3.1 Discrimination et assurance
On peut également être en présence d’un cas de discrimination lorsqu’une condition d’emploi exige la participation à un régime d’assurance collective et que la personne n’est pas admissible en raison d’un handicap. On considérerait que cette condition à l’obtention du poste contrevient aux dispositions du Code.[16]
Si un employé est exclu d’un régime d’avantages sociaux, d’une caisse ou d’un régime de retraite ou d’un contrat d’assurance collective, l’employeur devra verser à celui-ci une indemnité compensatrice équivalente à son apport à ce régime pour un employé qui n’a pas de handicap.[17]
La rémunération des employés prend diverses formes, comme la contribution aux primes de régimes d’avantages sociaux ou l’accumulation de crédits de congé. Si l’employeur verse normalement une certaine rémunération aux employés absents, les personnes qui s’absentent du travail en raison d’un handicap ont également droit à la même rémunération.[18]
[14] Cette notion a été articulée pour la première fois dans Law c. Canada (Ministère de l’Emploi et de l’Immigration), [1991] 1 R.C.S. 497, en ligne : Cour suprême du Canada <http://www.lexum.umontreal.ca/csc-scc/fr/index.html> (date d’accès : le 4 août 2000) [ci-après Law]. Elle a été reprise dans plusieurs cas subséquents, notamment dans deux cas portant sur la discrimination basée sur le handicap : Mercier, supra note 10, et Granovsky, supra note 4.
[15] Les faits relatifs à Granovsky, supra note 4, constituent une exception à cette proposition générale.

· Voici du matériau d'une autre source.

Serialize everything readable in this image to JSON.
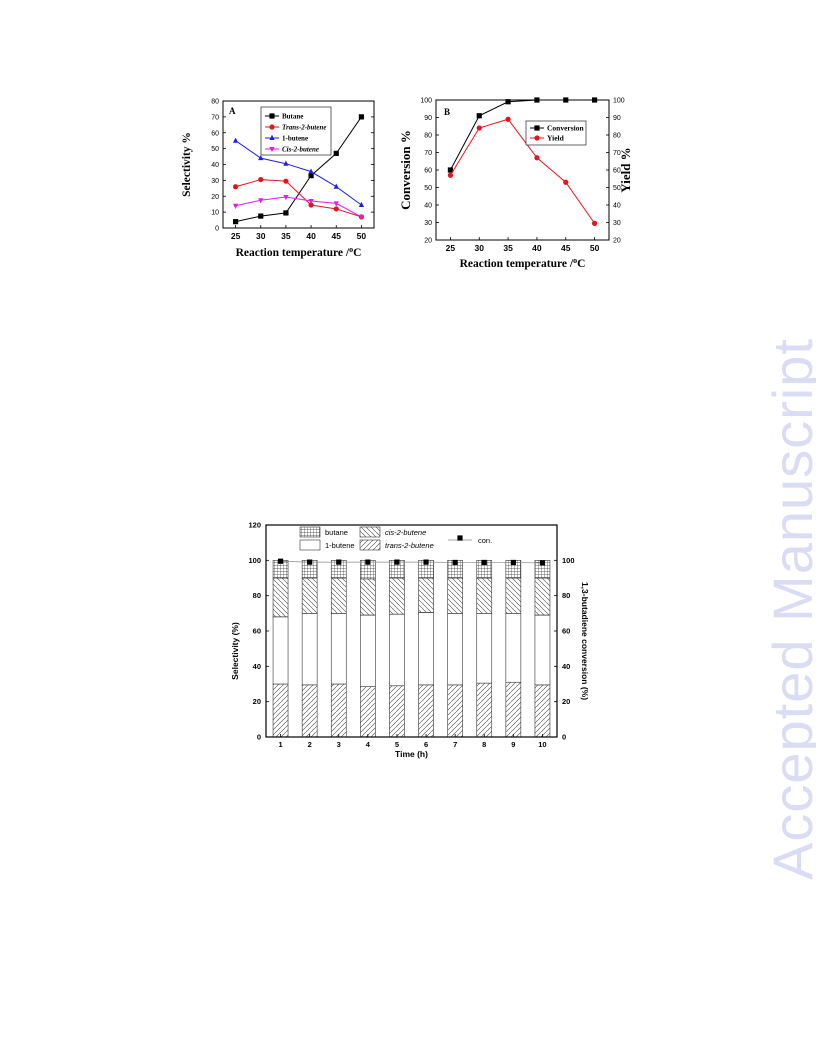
{
  "watermark": "Accepted Manuscript",
  "colors": {
    "black": "#000000",
    "red": "#e8141c",
    "blue": "#1f1fe8",
    "magenta": "#e81ae8",
    "watermark": "#d9dcf5"
  },
  "chart_data": [
    {
      "id": "A",
      "type": "line",
      "panel_label": "A",
      "xlabel": "Reaction temperature /",
      "xlabel_sup": "o",
      "xlabel_unit": "C",
      "ylabel": "Selectivity  %",
      "x": [
        25,
        30,
        35,
        40,
        45,
        50
      ],
      "xlim": [
        25,
        50
      ],
      "ylim": [
        0,
        80
      ],
      "yticks": [
        0,
        10,
        20,
        30,
        40,
        50,
        60,
        70,
        80
      ],
      "legend_position": "top-center",
      "series": [
        {
          "name": "Butane",
          "color": "#000000",
          "marker": "square",
          "values": [
            4,
            7.5,
            9.5,
            33,
            47,
            70
          ]
        },
        {
          "name": "Trans-2-butene",
          "color": "#e8141c",
          "marker": "circle",
          "values": [
            26,
            30.5,
            29.5,
            14.5,
            12,
            7
          ]
        },
        {
          "name": "1-butene",
          "color": "#1f1fe8",
          "marker": "triangle",
          "values": [
            55,
            44,
            40.5,
            35.5,
            26,
            14.5
          ]
        },
        {
          "name": "Cis-2-butene",
          "color": "#e81ae8",
          "marker": "triangle-down",
          "values": [
            14,
            17.5,
            19.5,
            17,
            15.5,
            7
          ]
        }
      ]
    },
    {
      "id": "B",
      "type": "line",
      "panel_label": "B",
      "xlabel": "Reaction temperature /",
      "xlabel_sup": "o",
      "xlabel_unit": "C",
      "ylabel_left": "Conversion  %",
      "ylabel_right": "Yield  %",
      "x": [
        25,
        30,
        35,
        40,
        45,
        50
      ],
      "xlim": [
        25,
        50
      ],
      "ylim": [
        20,
        100
      ],
      "yticks": [
        20,
        30,
        40,
        50,
        60,
        70,
        80,
        90,
        100
      ],
      "legend_position": "top-right",
      "series": [
        {
          "name": "Conversion",
          "color": "#000000",
          "marker": "square",
          "axis": "left",
          "values": [
            60,
            91,
            99,
            100,
            100,
            100
          ]
        },
        {
          "name": "Yield",
          "color": "#e8141c",
          "marker": "circle",
          "axis": "right",
          "values": [
            57,
            84,
            89,
            67,
            53,
            29.5
          ]
        }
      ]
    },
    {
      "id": "C",
      "type": "bar",
      "stacked": true,
      "xlabel": "Time (h)",
      "ylabel_left": "Selectivity (%)",
      "ylabel_right": "1,3-butadiene conversion (%)",
      "categories": [
        "1",
        "2",
        "3",
        "4",
        "5",
        "6",
        "7",
        "8",
        "9",
        "10"
      ],
      "ylim_left": [
        0,
        120
      ],
      "yticks_left": [
        0,
        20,
        40,
        60,
        80,
        100,
        120
      ],
      "ylim_right": [
        0,
        100
      ],
      "yticks_right": [
        0,
        20,
        40,
        60,
        80,
        100
      ],
      "legend_position": "top",
      "series": [
        {
          "name": "trans-2-butene",
          "pattern": "hatch-right",
          "values": [
            30,
            29.5,
            30,
            28.5,
            29,
            29.5,
            29.5,
            30.5,
            31,
            29.5
          ]
        },
        {
          "name": "1-butene",
          "pattern": "blank",
          "values": [
            38,
            40.5,
            40,
            40.5,
            40.5,
            41,
            40.5,
            39.5,
            39,
            39.5
          ]
        },
        {
          "name": "cis-2-butene",
          "pattern": "hatch-left",
          "values": [
            22,
            20,
            20,
            20.5,
            20.5,
            19.5,
            20,
            20,
            20,
            21
          ]
        },
        {
          "name": "butane",
          "pattern": "grid",
          "values": [
            10,
            10,
            10,
            10.5,
            10,
            10,
            10,
            10,
            10,
            10
          ]
        }
      ],
      "conversion": {
        "name": "con.",
        "axis": "right",
        "marker": "square",
        "values": [
          99.5,
          99,
          99,
          99,
          99,
          99,
          98.8,
          98.8,
          98.8,
          98.5
        ]
      }
    }
  ]
}
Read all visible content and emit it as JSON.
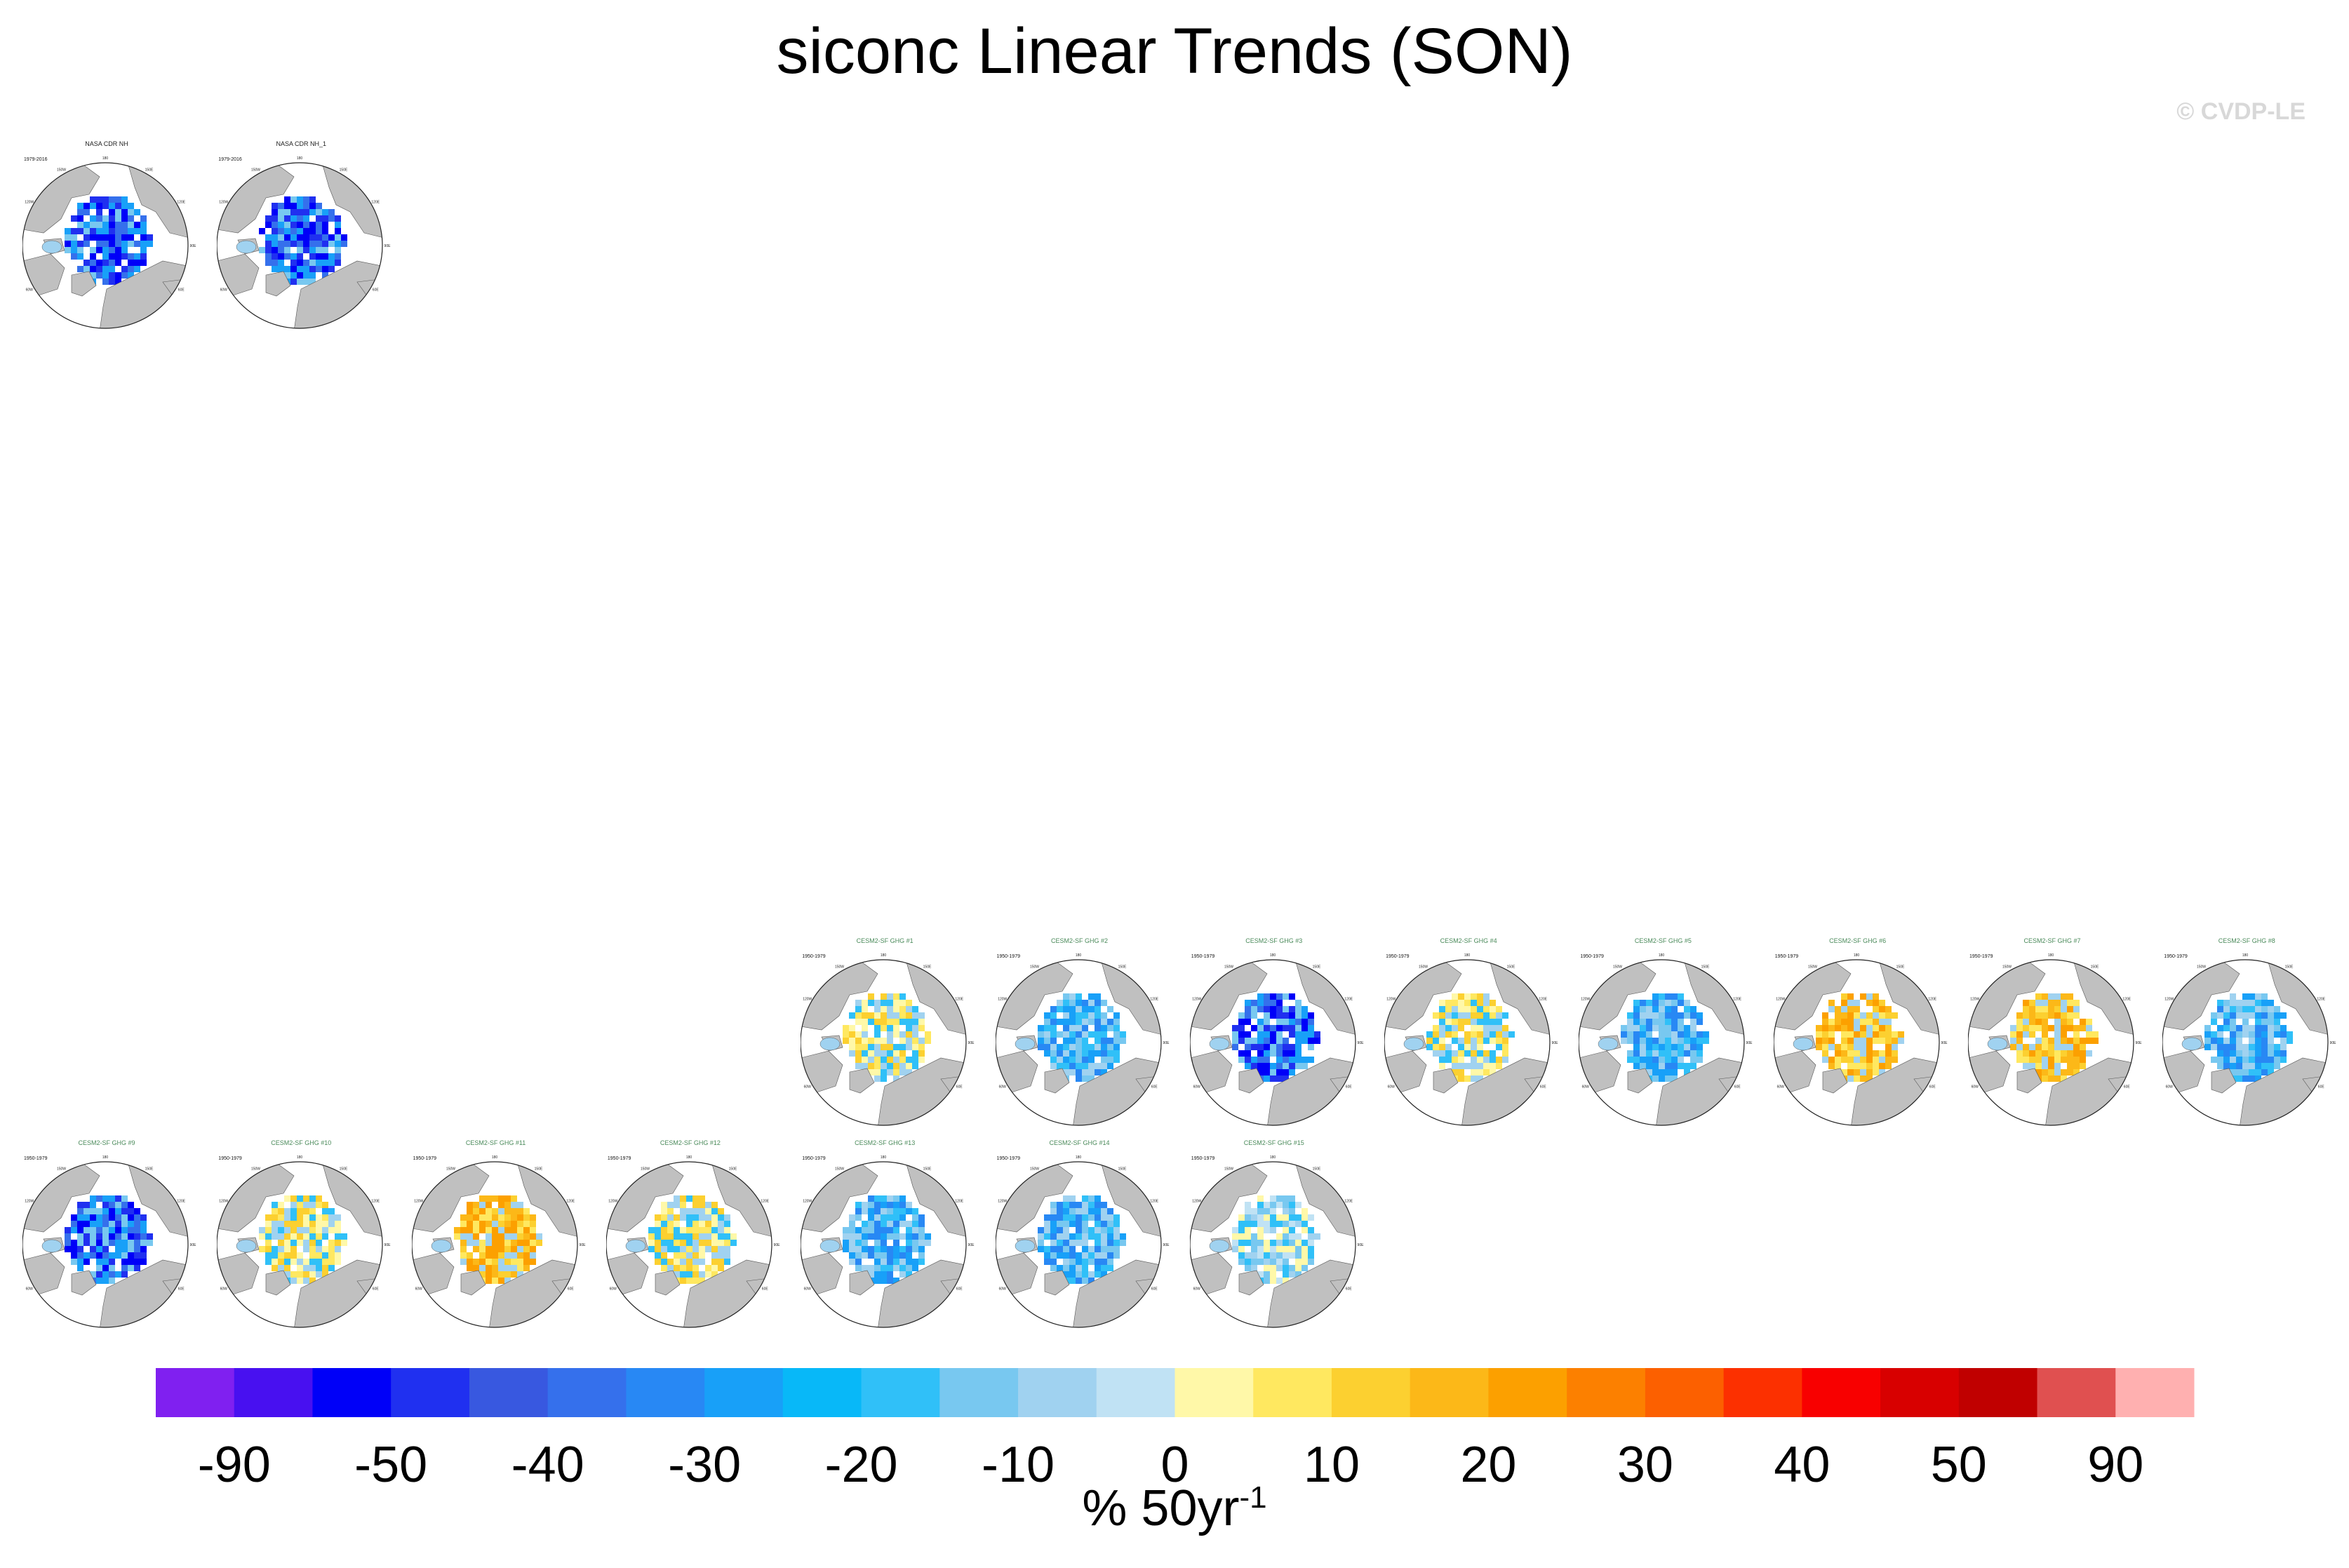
{
  "title": "siconc Linear Trends (SON)",
  "copyright": "© CVDP-LE",
  "unit_label": {
    "prefix": "% 50yr",
    "superscript": "-1"
  },
  "map_lon_labels": [
    "180",
    "150W",
    "150E",
    "120W",
    "120E",
    "90W",
    "90E",
    "60W",
    "60E",
    "0"
  ],
  "panels": [
    {
      "id": "obs-1",
      "title": "NASA CDR NH",
      "years": "1979-2016",
      "type": "observation",
      "row": 0,
      "col": 0,
      "palette": "strong-blue"
    },
    {
      "id": "obs-2",
      "title": "NASA CDR NH_1",
      "years": "1979-2016",
      "type": "observation",
      "row": 0,
      "col": 1,
      "palette": "strong-blue"
    },
    {
      "id": "m1",
      "title": "CESM2-SF GHG #1",
      "years": "1950-1979",
      "type": "model",
      "row": 1,
      "col": 4,
      "palette": "mixed-warm"
    },
    {
      "id": "m2",
      "title": "CESM2-SF GHG #2",
      "years": "1950-1979",
      "type": "model",
      "row": 1,
      "col": 5,
      "palette": "blue"
    },
    {
      "id": "m3",
      "title": "CESM2-SF GHG #3",
      "years": "1950-1979",
      "type": "model",
      "row": 1,
      "col": 6,
      "palette": "strong-blue"
    },
    {
      "id": "m4",
      "title": "CESM2-SF GHG #4",
      "years": "1950-1979",
      "type": "model",
      "row": 1,
      "col": 7,
      "palette": "mixed-warm"
    },
    {
      "id": "m5",
      "title": "CESM2-SF GHG #5",
      "years": "1950-1979",
      "type": "model",
      "row": 1,
      "col": 8,
      "palette": "blue"
    },
    {
      "id": "m6",
      "title": "CESM2-SF GHG #6",
      "years": "1950-1979",
      "type": "model",
      "row": 1,
      "col": 9,
      "palette": "warm"
    },
    {
      "id": "m7",
      "title": "CESM2-SF GHG #7",
      "years": "1950-1979",
      "type": "model",
      "row": 1,
      "col": 10,
      "palette": "warm"
    },
    {
      "id": "m8",
      "title": "CESM2-SF GHG #8",
      "years": "1950-1979",
      "type": "model",
      "row": 1,
      "col": 11,
      "palette": "blue"
    },
    {
      "id": "m9",
      "title": "CESM2-SF GHG #9",
      "years": "1950-1979",
      "type": "model",
      "row": 2,
      "col": 0,
      "palette": "strong-blue"
    },
    {
      "id": "m10",
      "title": "CESM2-SF GHG #10",
      "years": "1950-1979",
      "type": "model",
      "row": 2,
      "col": 1,
      "palette": "mixed-warm"
    },
    {
      "id": "m11",
      "title": "CESM2-SF GHG #11",
      "years": "1950-1979",
      "type": "model",
      "row": 2,
      "col": 2,
      "palette": "warm"
    },
    {
      "id": "m12",
      "title": "CESM2-SF GHG #12",
      "years": "1950-1979",
      "type": "model",
      "row": 2,
      "col": 3,
      "palette": "mixed-warm"
    },
    {
      "id": "m13",
      "title": "CESM2-SF GHG #13",
      "years": "1950-1979",
      "type": "model",
      "row": 2,
      "col": 4,
      "palette": "blue"
    },
    {
      "id": "m14",
      "title": "CESM2-SF GHG #14",
      "years": "1950-1979",
      "type": "model",
      "row": 2,
      "col": 5,
      "palette": "blue"
    },
    {
      "id": "m15",
      "title": "CESM2-SF GHG #15",
      "years": "1950-1979",
      "type": "model",
      "row": 2,
      "col": 6,
      "palette": "mixed-blue"
    }
  ],
  "chart_data": {
    "type": "heatmap",
    "title": "siconc Linear Trends (SON)",
    "projection": "north polar stereographic",
    "colorbar": {
      "label": "% 50yr-1",
      "tick_labels": [
        "-90",
        "-50",
        "-40",
        "-30",
        "-20",
        "-10",
        "0",
        "10",
        "20",
        "30",
        "40",
        "50",
        "90"
      ],
      "colors": [
        "#8020f0",
        "#4810f0",
        "#0000f8",
        "#2030f0",
        "#3858e0",
        "#3570ec",
        "#2888f4",
        "#18a0f8",
        "#08b8f8",
        "#30c0f8",
        "#78c8f0",
        "#a0d2f0",
        "#c0e2f4",
        "#fff8a8",
        "#ffe860",
        "#fcd030",
        "#fcb818",
        "#fca000",
        "#fc8000",
        "#fc6000",
        "#fc3000",
        "#f80000",
        "#d80000",
        "#c00000",
        "#e05050",
        "#ffb0b0"
      ]
    }
  }
}
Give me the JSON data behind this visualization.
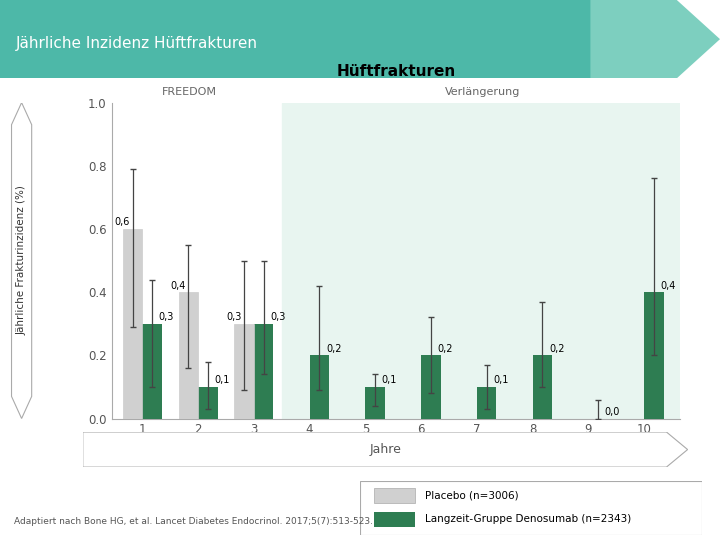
{
  "title_header": "Jährliche Inzidenz Hüftfrakturen",
  "chart_title": "Hüftfrakturen",
  "ylabel": "Jährliche Frakturinzidenz (%)",
  "xlabel_arrow": "Jahre",
  "freedom_label": "FREEDOM",
  "verlaengerung_label": "Verlängerung",
  "years": [
    1,
    2,
    3,
    4,
    5,
    6,
    7,
    8,
    9,
    10
  ],
  "placebo_values": [
    0.6,
    0.4,
    0.3,
    null,
    null,
    null,
    null,
    null,
    null,
    null
  ],
  "placebo_errors_low": [
    0.29,
    0.16,
    0.09,
    null,
    null,
    null,
    null,
    null,
    null,
    null
  ],
  "placebo_errors_high": [
    0.79,
    0.55,
    0.5,
    null,
    null,
    null,
    null,
    null,
    null,
    null
  ],
  "denosumab_values": [
    0.3,
    0.1,
    0.3,
    0.2,
    0.1,
    0.2,
    0.1,
    0.2,
    0.0,
    0.4
  ],
  "denosumab_errors_low": [
    0.1,
    0.03,
    0.14,
    0.09,
    0.04,
    0.08,
    0.03,
    0.1,
    0.0,
    0.2
  ],
  "denosumab_errors_high": [
    0.44,
    0.18,
    0.5,
    0.42,
    0.14,
    0.32,
    0.17,
    0.37,
    0.06,
    0.76
  ],
  "placebo_color": "#d0d0d0",
  "denosumab_color": "#2e7d52",
  "header_bg_color": "#4db8a8",
  "header_arrow_color": "#7dcfbf",
  "verlaengerung_bg_color": "#e8f5f0",
  "ylim": [
    0.0,
    1.0
  ],
  "yticks": [
    0.0,
    0.2,
    0.4,
    0.6,
    0.8,
    1.0
  ],
  "ytick_labels": [
    "0.0",
    "0.2",
    "0.4",
    "0.6",
    "0.8",
    "1.0"
  ],
  "legend_placebo": "Placebo (n=3006)",
  "legend_denosumab": "Langzeit-Gruppe Denosumab (n=2343)",
  "citation": "Adaptiert nach Bone HG, et al. Lancet Diabetes Endocrinol. 2017;5(7):513-523.",
  "bar_width": 0.35
}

Lorsqu’un plan s’adresse à un groupe particulier, par exemple les personnes moins fortunées que le plaignant, il est peu probable qu’on jugera discriminatoire d’exclure les groupes plus favorisés.
[16] Paragraphe 25 (1) du Code.
[17] Paragraphe 25 (4) du Code.
[18] Réciproquement, dans O.N.A. c. Soldiers Orillia Memorial Hospital (1999), 169 D.L.R. (4e) 489, demande de pourvoi à la C.S.C. refusée [1999] S.C.C.A. no 118, en ligne : QL (SCCA) [ci-après Orillia] , les membres du personnel infirmier prenant un congé sans salaire en raison d’un handicap ont cessé d’accumuler des années de service après les échéances prévues dans la convention collective. De plus, l’employeur n’a pas été tenu de verser des primes au régime d’avantages sociaux des employés après que ceux-ci ont reçu des indemnités pour invalidité prolongée pendant une certaine période. La Cour d’appel de l’Ontario a jugé qu’il n’y avait pas infraction aux dispositions du Code parce que ces membres du personnel infirmier n’ont pas été traités différemment des membres d’un groupe témoin approprié, c’est-à-dire les employés qui ne travaillaient pas pour d’autres raisons.